Initially, Larry accepted the challenge of running the IndyCar team, but wanted to pursue driving opportunities in NASCAR also. The change was gradual at first, but now he is focused entirely on running the Indy car team. It hasn’t been without a struggle; A.J. sought to teach his son about the economic realities and Larry introduced programs that affected the team’s bottom line.

“The best part of it all is that A.J. has supported me,” said Foyt.  “I spent the first couple years learning, watching a lot and listening too. At the time I came on board, I’d spent the last seven years in the stock cars.

It was important see how things were done, analyze and see where we could improve and work to make changes in those areas. By making small changes, it can add up to big results on the track. I also try to get the best out of our guys. Sometimes you may have to shift things around a bit to put them in areas where they can thrive.”

Foyt began his career with the Indy car team as a driver. He competed in three Indianapolis 500s (2004 – 2006) but handling problems resulted in disappointing finishes for the second generation driver.

Prior to his Indy car experience, Foyt spent four years competing in the NASCAR Nationwide (2001-2002) and Sprint Cup Series (2003-2004). His best performance in Sprint Cup came in Miami where he started 12th and was running in the top 10 but slow pit stops kept relegating him to the rear—he finished 16th.

After starting in karts and progressing to Formula 2000, Foyt jumped to stock cars in 2000 and spent a season in the American Speed Association (ASA). He led laps in numerous events, while earning one pole and posting 10 Top-10 starts and four Top-10 finishes.
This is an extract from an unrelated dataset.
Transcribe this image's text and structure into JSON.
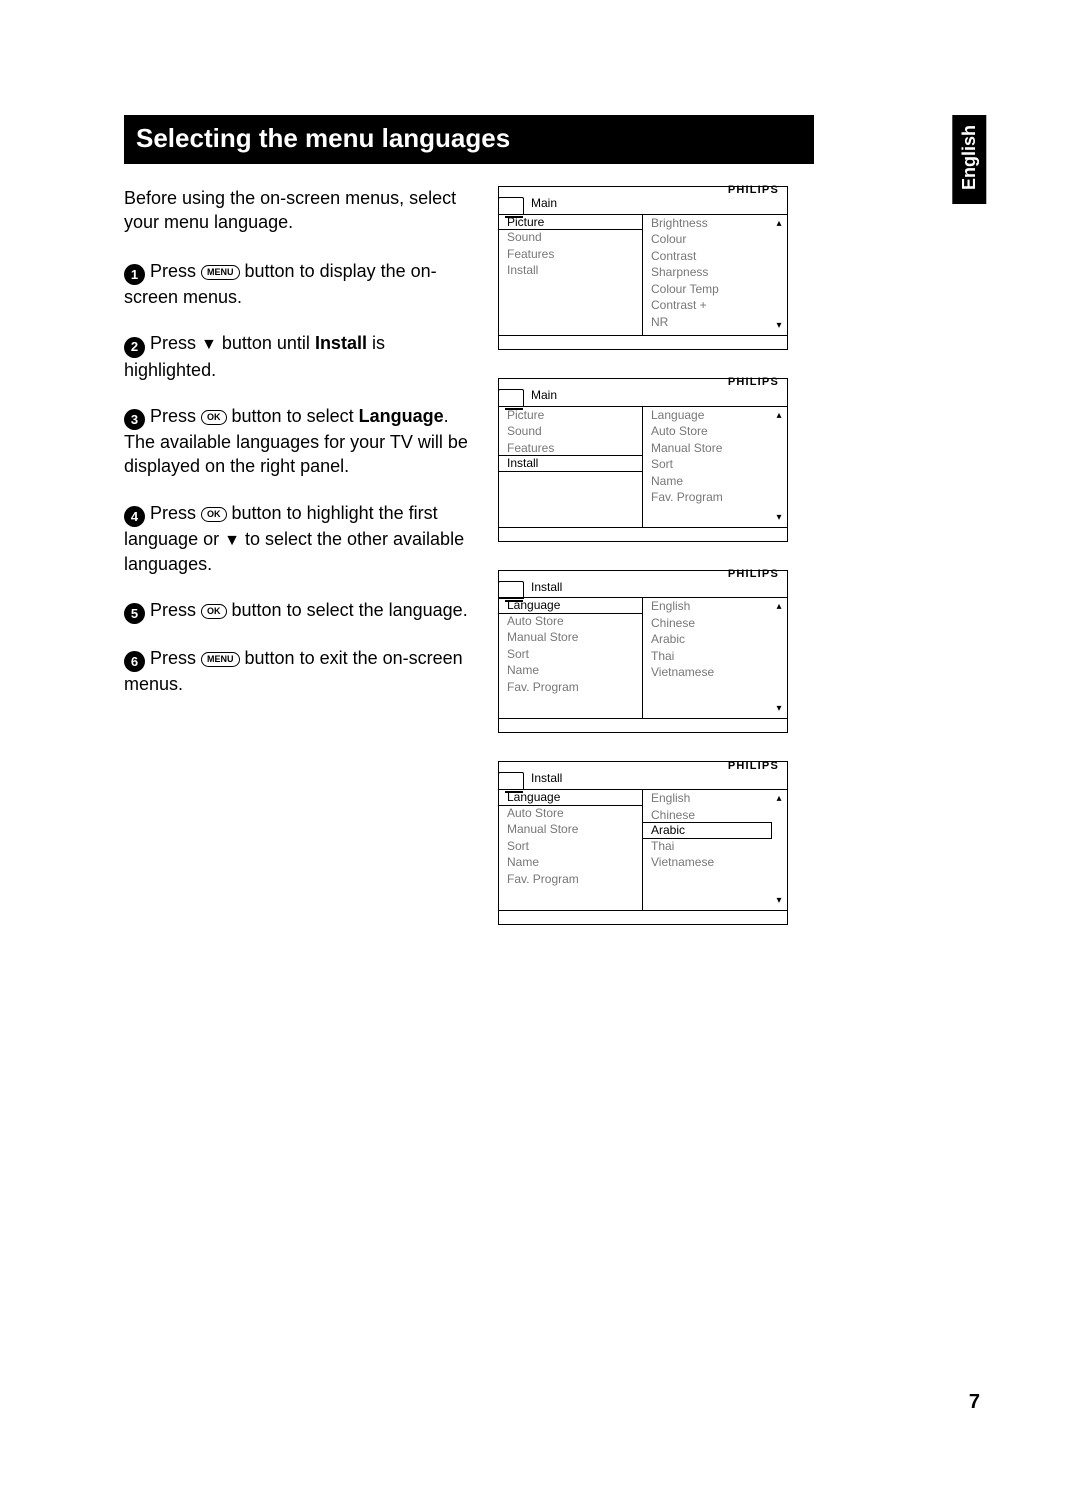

As a youngster, Larry never thought he had an opportunity to pursue motor sports as a career because A.J. was always against his children racing.

“It’s easy for my kids to look at the success I’ve had and think, yeah I’d like to do that,” said A.J., Indy’s first four-time winner. “But I look back at some of the accidents I’ve had, the scars I have now and the friends I’ve lost over the years, and I think, who would want that for their kids? I had to do it because I didn’t know anything else. My success gave my kids choices -- like a college education. That’s what I wanted for my kids and I tried to insist on it.”

Foyt obliged by graduating with a bachelor’s degree in communications from Texas Christian University in 2000.

As the President of A.J. Foyt Enterprises, Larry Foyt knows the challenges ahead of him. However, now that he has tasted victory, the challenge is no longer when he’ll win, but how to keep winning…consistently.